Un estudio publicado en Nutrients observó mejoras en control glucémico e inflamación en un modelo preclínico de diabetes tipo 2 sin obesidad; los autores piden ensayos en humanos antes de trasladar los resultados a pacientes
AquíNoticias Staff
La ciencia volvió a poner sobre la mesa una idea incómoda para la salud pública: no toda la diabetes tipo 2 puede explicarse desde el sobrepeso. Un estudio realizado en Brasil y publicado en la revista científica Nutrients sugiere que los ácidos grasos omega-3 presentes en el aceite de pescado pueden atenuar la resistencia a la insulina en ratas no obesas, mediante la modulación de la respuesta inflamatoria.
La investigación fue financiada por la Fundación de Investigación de São Paulo, FAPESP, y trabajó con ratas Goto-Kakizaki, un modelo animal utilizado para estudiar diabetes tipo 2 sin obesidad. Este punto es relevante: permite observar mecanismos metabólicos sin el peso del exceso de grasa corporal como explicación principal.

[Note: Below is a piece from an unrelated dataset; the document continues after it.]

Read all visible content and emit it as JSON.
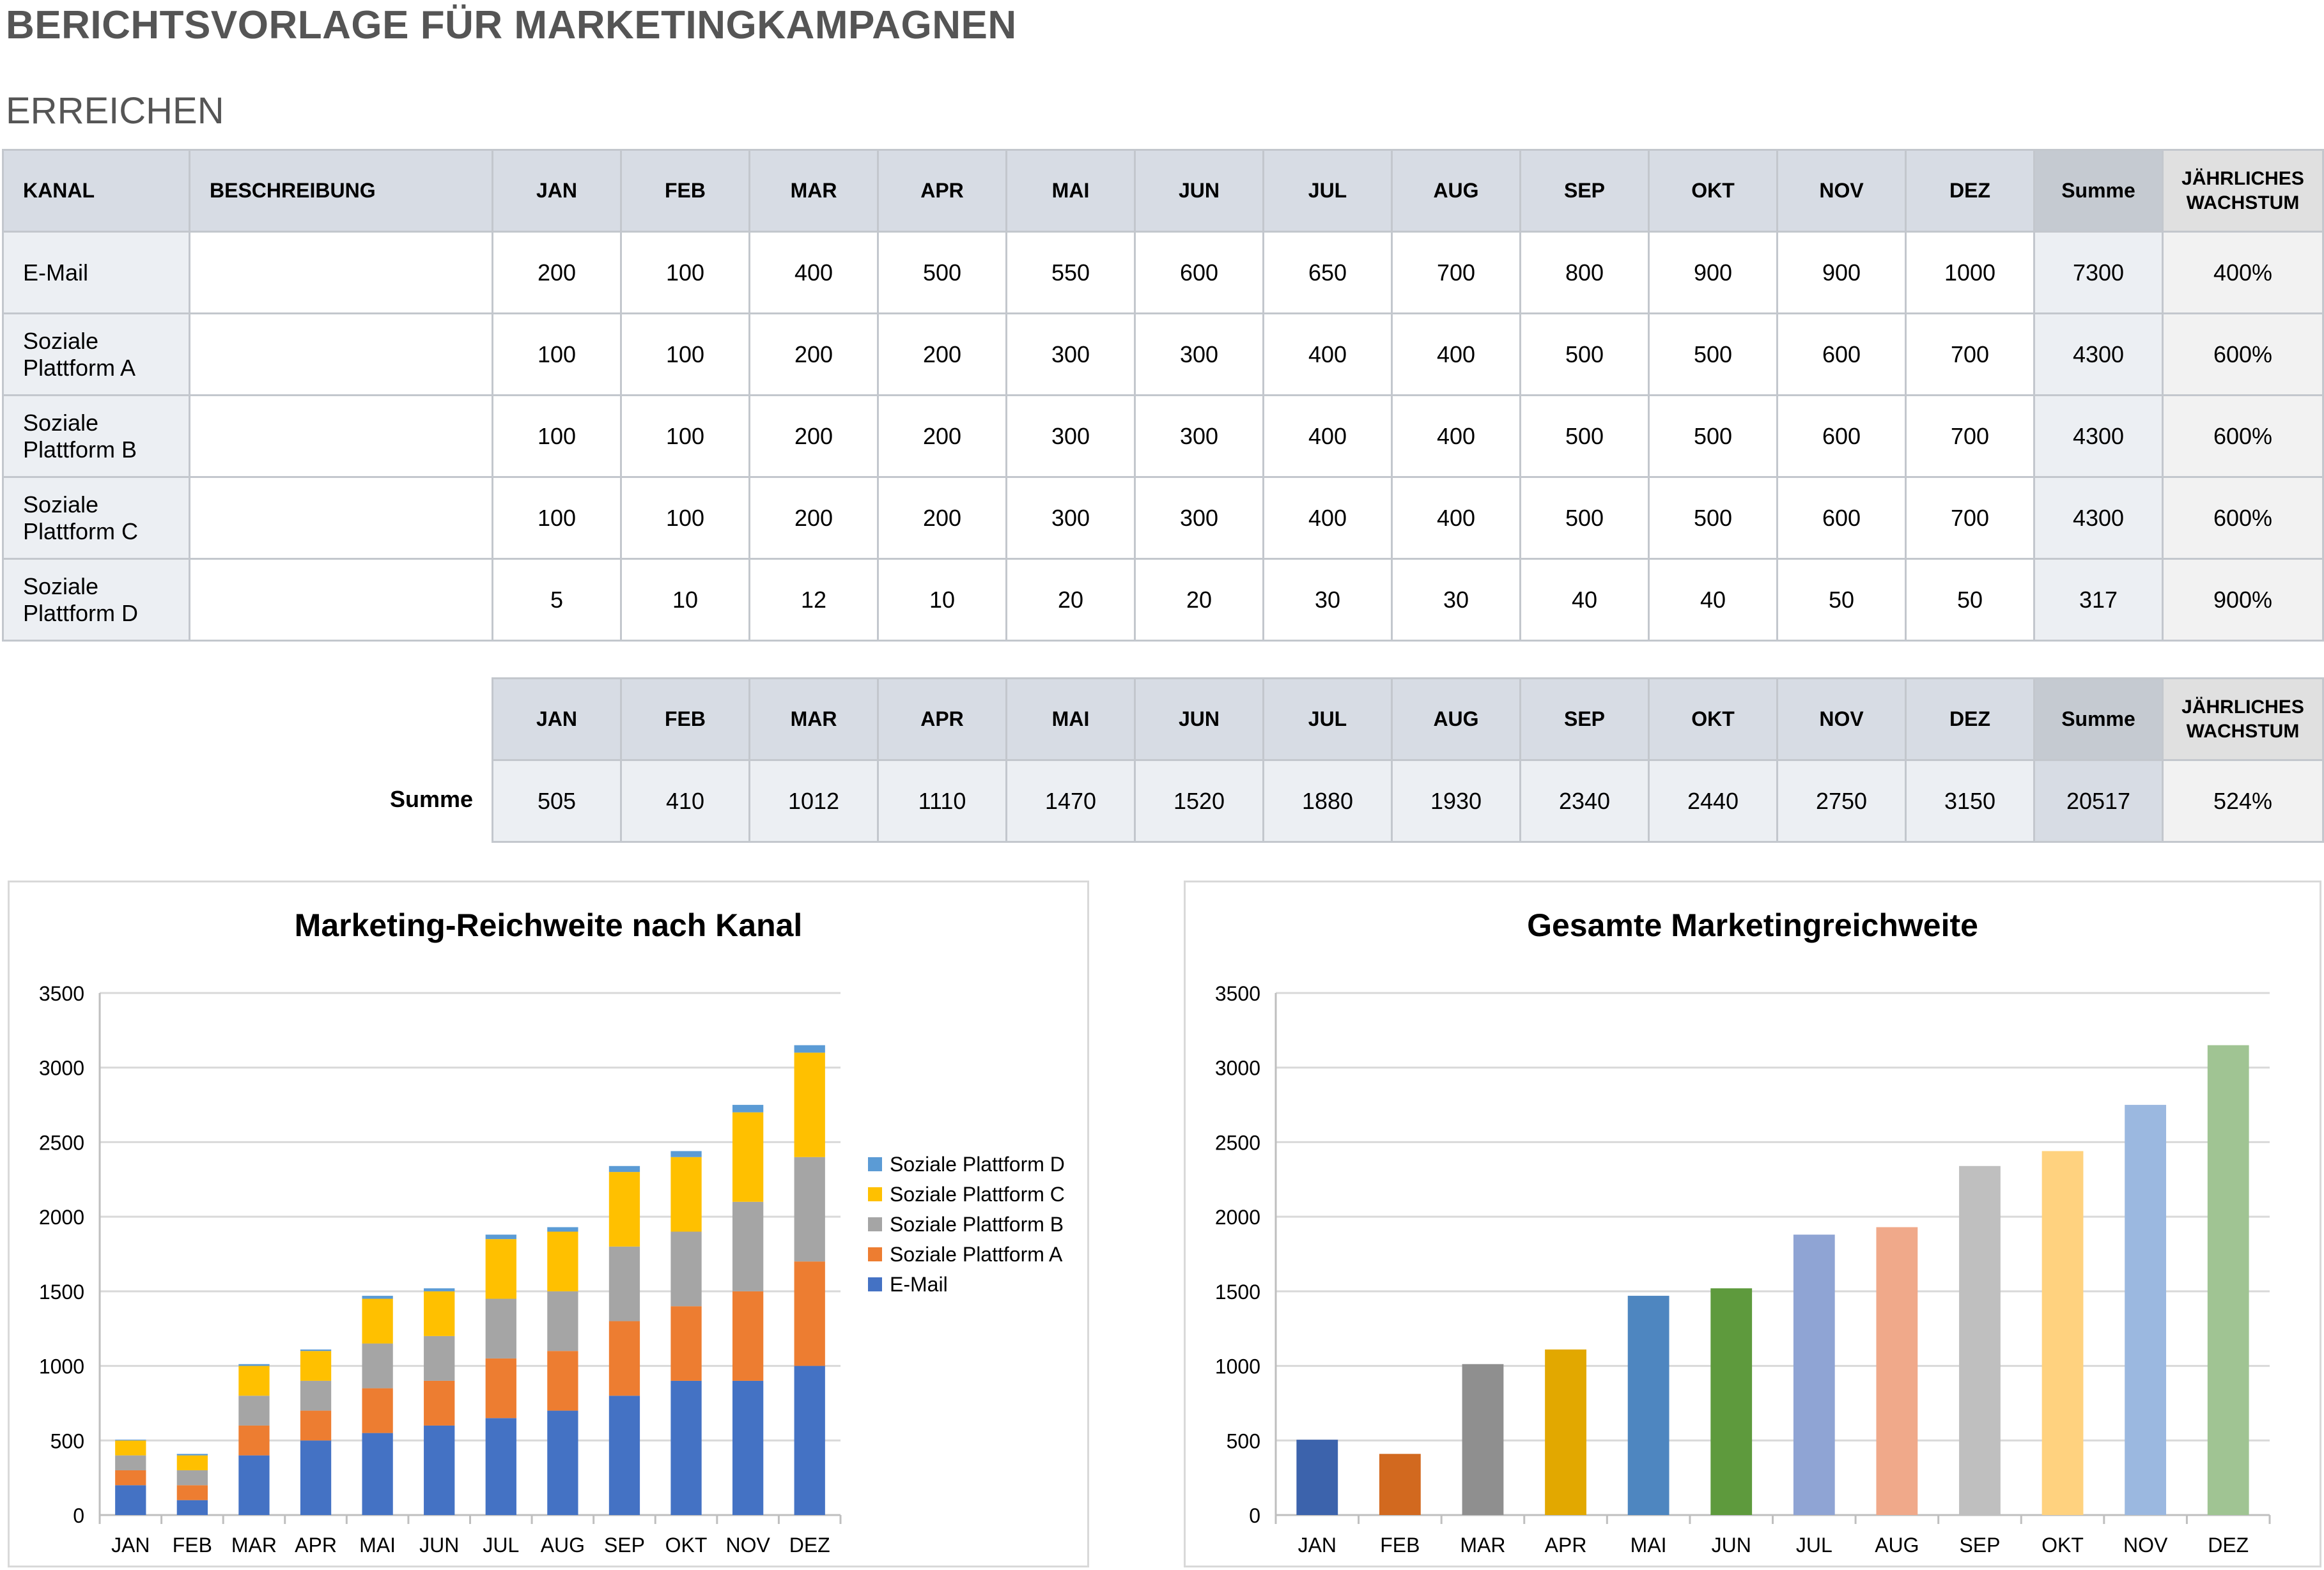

Durante ocho semanas, los animales recibieron aceite de pescado en dosis de 2 gramos por kilogramo de peso, tres veces por semana. El suplemento contenía EPA y DHA, dos tipos de ácidos grasos omega-3. Al cierre del experimento, los investigadores observaron menor resistencia a la insulina, mejoría en la glucemia, reducción de marcadores inflamatorios y avances en el perfil lipídico, incluidos colesterol total, LDL y triglicéridos.
El artículo no autoriza una conclusión apresurada para pacientes. Se trata de un resultado preclínico, obtenido en animales, no en personas. Esa precisión es central porque en temas de salud una lectura espectacular puede convertirse con facilidad en mala orientación pública.
El dato político-sanitario está en otro lugar: entre 10% y 20% de las personas con diabetes tipo 2 en el mundo no presentan sobrepeso, de acuerdo con la información difundida por FAPESP. Para ese grupo, el estudio abre una línea de investigación sobre la inflamación sistémica como posible factor asociado a la resistencia a la insulina.
Rui Curi, director del Centro de Enseñanza del Instituto Butantan y coordinador del estudio, explicó que la obesidad es un factor de riesgo central para la diabetes, aunque no el único. En el modelo sin obesidad, señaló, no está presente el impacto del tejido adiposo expandido, pero sí aparece inflamación sistémica.
La clave observada por los científicos estuvo en los linfocitos, células del sistema inmunitario. La suplementación con aceite de pescado modificó su perfil: pasaron de una actividad proinflamatoria a una antiinflamatoria. Renata Gorjão, coautora del estudio, sostuvo que la relación entre inflamación y resistencia a la insulina es una “cuestión central” incluso sin obesidad.
Tiago Bertola Lobato, investigador vinculado al estudio, reportó que el aceite de pescado redujo perfiles inflamatorios Th1 y Th17 y elevó el porcentaje de células T reguladoras, asociadas con la supresión de respuestas inflamatorias. Esa modulación pudo haber contribuido a la reducción de la resistencia a la insulina en los animales.
El estudio, titulado Omega-3 Fatty Acids Weaken Lymphocyte Inflammatory Features and Improve Glycemic Control in Nonobese Diabetic Goto-Kakizaki Rats, fue publicado el 28 de noviembre de 2024 en Nutrients, con DOI 10.3390/nu16234106.
La lectura responsable es clara: el hallazgo no convierte al omega-3 en tratamiento ni sustituye la atención médica. Curi advirtió que “es necesario realizar pruebas en humanos” para evaluar la dosis ideal y el tipo de ácido graso omega-3 más indicado.
La noticia, entonces, no está en vender una cápsula como solución. Está en mirar la diabetes con mayor complejidad: peso corporal, inflamación, sistema inmunitario, metabolismo y acceso oportuno a diagnóstico. En salud pública, la esperanza sirve cuando camina junto a la evidencia.